FILE PHOTO: A part of a campaign billboard of Benny Gantz, a former Israeli armed forces chief and the head of a new political party, Israel Resilience, can be seen in Tel Aviv
FILE PHOTO: A part of a campaign billboard of Benny Gantz, a former Israeli armed forces chief and the head of a new political party, Israel Resilience, can be seen in Tel Aviv, Israel January 29, 2019 REUTERS/Amir Cohen/File Photo

April 4, 2019

By Maayan Lubell

TEL AVIV (Reuters) – When Israeli Prime Minister Benjamin Netanyahu wants to undermine his strongest election challenger, he pins a label on him that many Israelis see as an insult: “Leftist”.

Israel was founded by the left, which dominated politics in the early years of the state. In 1992 it took 61 of the 120 seats in the Knesset, or parliament.

Nearly 30 years on, the left is forecast to take only around 25 seats in an election on Tuesday.

The left has been reeling after a series of setbacks – the assassination of Prime Minister Yitzhak Rabin in 1995, the failure of his 1993 and 1995 Oslo accords to deliver peace with the Palestinians, many rounds of failed negotiations and years of bloodshed that have made both sides bitter and mistrustful.

Now, only 12 percent of Jewish Israelis identify themselves as left-wing, according to the Israel Democracy Institute. It was around double that a decade-and-a-half ago. Fifty-six percent now describe themselves as right-wing, up from 40 percent over the same period, and the amount who say they are centrists is little changed at 26.5 percent.

With Netanyahu in power for the past decade and months away from becoming Israel’s longest-serving leader if he is re-elected, the right is on the ascendant.

The only candidate with a chance of beating Netanyahu is not a leftist.

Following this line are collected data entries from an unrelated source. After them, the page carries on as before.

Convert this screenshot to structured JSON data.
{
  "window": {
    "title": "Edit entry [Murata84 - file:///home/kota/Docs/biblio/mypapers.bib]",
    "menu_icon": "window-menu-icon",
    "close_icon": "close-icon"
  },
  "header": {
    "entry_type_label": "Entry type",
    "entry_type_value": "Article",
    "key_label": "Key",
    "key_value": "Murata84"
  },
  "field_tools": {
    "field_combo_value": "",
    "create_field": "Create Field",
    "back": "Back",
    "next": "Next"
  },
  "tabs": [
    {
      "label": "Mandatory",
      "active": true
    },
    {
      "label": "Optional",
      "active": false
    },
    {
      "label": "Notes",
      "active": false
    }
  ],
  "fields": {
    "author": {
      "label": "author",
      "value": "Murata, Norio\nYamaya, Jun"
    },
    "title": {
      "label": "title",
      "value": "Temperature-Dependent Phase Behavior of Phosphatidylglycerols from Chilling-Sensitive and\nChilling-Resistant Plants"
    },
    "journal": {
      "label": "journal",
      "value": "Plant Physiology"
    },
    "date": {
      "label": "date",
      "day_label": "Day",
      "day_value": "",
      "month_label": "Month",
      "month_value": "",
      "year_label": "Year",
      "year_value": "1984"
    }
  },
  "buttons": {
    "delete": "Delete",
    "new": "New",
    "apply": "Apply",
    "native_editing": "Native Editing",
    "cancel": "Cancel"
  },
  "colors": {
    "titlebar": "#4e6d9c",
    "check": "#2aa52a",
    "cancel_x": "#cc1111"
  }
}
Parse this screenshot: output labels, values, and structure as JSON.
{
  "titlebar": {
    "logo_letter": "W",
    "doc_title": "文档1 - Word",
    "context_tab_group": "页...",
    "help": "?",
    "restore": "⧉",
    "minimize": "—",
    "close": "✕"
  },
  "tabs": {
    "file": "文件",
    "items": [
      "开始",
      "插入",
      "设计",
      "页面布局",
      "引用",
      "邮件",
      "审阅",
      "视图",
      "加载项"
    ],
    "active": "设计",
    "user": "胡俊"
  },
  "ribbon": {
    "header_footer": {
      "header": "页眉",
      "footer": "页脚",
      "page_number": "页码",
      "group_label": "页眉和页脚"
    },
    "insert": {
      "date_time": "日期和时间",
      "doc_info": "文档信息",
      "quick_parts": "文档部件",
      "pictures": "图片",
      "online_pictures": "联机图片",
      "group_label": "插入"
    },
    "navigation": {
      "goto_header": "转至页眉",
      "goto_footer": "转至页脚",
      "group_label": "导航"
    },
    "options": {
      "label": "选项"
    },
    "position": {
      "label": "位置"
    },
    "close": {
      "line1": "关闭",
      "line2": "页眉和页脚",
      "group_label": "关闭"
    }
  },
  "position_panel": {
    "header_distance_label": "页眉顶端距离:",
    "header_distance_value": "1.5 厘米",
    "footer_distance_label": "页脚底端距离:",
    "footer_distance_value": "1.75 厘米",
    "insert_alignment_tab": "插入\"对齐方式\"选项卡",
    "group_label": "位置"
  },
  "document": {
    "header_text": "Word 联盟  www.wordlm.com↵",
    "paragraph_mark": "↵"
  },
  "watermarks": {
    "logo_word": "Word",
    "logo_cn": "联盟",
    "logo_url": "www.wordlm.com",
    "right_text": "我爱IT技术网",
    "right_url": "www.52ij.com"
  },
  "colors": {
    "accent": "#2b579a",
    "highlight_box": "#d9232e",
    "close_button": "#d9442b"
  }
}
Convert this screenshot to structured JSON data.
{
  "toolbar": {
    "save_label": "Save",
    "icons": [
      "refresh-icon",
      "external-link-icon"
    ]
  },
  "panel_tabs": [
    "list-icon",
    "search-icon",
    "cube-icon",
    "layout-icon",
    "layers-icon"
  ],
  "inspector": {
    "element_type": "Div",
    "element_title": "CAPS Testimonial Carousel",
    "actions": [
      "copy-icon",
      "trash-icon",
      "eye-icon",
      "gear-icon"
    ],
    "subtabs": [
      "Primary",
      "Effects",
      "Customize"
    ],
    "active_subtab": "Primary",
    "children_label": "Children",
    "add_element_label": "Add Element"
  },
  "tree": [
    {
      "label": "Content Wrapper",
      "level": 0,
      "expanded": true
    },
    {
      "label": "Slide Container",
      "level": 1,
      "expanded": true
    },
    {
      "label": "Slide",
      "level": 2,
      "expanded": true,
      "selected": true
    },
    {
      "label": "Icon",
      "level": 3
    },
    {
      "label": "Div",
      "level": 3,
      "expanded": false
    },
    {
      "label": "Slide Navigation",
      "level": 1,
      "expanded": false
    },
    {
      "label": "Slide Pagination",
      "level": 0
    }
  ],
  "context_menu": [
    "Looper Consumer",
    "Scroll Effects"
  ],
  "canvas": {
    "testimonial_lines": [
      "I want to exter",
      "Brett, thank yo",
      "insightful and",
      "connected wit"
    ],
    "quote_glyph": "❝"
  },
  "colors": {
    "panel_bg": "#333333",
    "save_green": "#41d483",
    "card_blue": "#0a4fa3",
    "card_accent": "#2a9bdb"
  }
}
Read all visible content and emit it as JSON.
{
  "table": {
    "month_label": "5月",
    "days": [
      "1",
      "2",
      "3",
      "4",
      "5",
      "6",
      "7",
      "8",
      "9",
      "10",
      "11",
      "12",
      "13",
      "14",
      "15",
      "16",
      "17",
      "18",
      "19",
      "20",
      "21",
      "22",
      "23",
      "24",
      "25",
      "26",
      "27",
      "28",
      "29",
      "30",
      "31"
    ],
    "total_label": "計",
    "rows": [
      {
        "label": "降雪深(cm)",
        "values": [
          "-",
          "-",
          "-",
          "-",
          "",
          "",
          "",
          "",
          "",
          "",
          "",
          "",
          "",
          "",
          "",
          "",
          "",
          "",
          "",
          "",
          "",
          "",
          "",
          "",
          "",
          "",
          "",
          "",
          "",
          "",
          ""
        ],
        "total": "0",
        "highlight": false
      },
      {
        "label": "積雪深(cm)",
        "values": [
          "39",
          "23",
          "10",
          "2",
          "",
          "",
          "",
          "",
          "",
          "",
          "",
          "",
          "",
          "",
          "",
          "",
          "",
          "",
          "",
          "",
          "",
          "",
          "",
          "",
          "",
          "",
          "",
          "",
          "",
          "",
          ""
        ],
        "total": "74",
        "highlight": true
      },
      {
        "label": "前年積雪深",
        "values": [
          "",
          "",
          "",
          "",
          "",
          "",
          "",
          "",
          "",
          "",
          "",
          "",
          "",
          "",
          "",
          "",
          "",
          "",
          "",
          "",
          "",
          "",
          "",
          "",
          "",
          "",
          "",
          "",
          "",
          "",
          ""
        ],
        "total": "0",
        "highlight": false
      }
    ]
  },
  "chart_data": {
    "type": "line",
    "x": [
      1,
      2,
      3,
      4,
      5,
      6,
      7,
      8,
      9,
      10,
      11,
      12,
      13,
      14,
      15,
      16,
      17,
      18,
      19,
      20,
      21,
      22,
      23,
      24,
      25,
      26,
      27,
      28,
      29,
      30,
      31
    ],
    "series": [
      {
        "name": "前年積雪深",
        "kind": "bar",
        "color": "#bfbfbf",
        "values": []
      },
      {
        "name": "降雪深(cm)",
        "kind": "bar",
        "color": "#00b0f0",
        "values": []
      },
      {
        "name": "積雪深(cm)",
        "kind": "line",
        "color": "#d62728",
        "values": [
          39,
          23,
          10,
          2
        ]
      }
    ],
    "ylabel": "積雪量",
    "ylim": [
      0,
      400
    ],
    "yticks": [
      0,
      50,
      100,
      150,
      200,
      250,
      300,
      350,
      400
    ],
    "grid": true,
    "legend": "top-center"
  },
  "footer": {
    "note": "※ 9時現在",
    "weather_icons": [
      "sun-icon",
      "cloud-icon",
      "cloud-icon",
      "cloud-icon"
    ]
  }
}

Benny Gantz, a former general and political novice, belongs to a new party that is running on a centrist platform.

Seeking to win over right-leaning voters, Gantz, 59, has highlighted his military credentials and is a pragmatist.

Gantz was head of the Israeli military during the 2014 Gaza war between Israel and the militant Islamist group Hamas in which 2,100 Palestinians were killed, against an Israeli death toll of 67 soldiers and six civilians.

Gantz embraces that legacy, running a television ad which highlighted the number of Palestinian militants killed on his watch.

Careful not to alienate centrist voters, Gantz also chooses his words carefully on the issue that more than any other divides Israel’s left and right – a “two-state solution” for the Israeli-Palestinian conflict.

Gantz nods to the left by saying Israel should pursue peace and end its dominion over the Palestinians but stops short of endorsing Palestinian statehood.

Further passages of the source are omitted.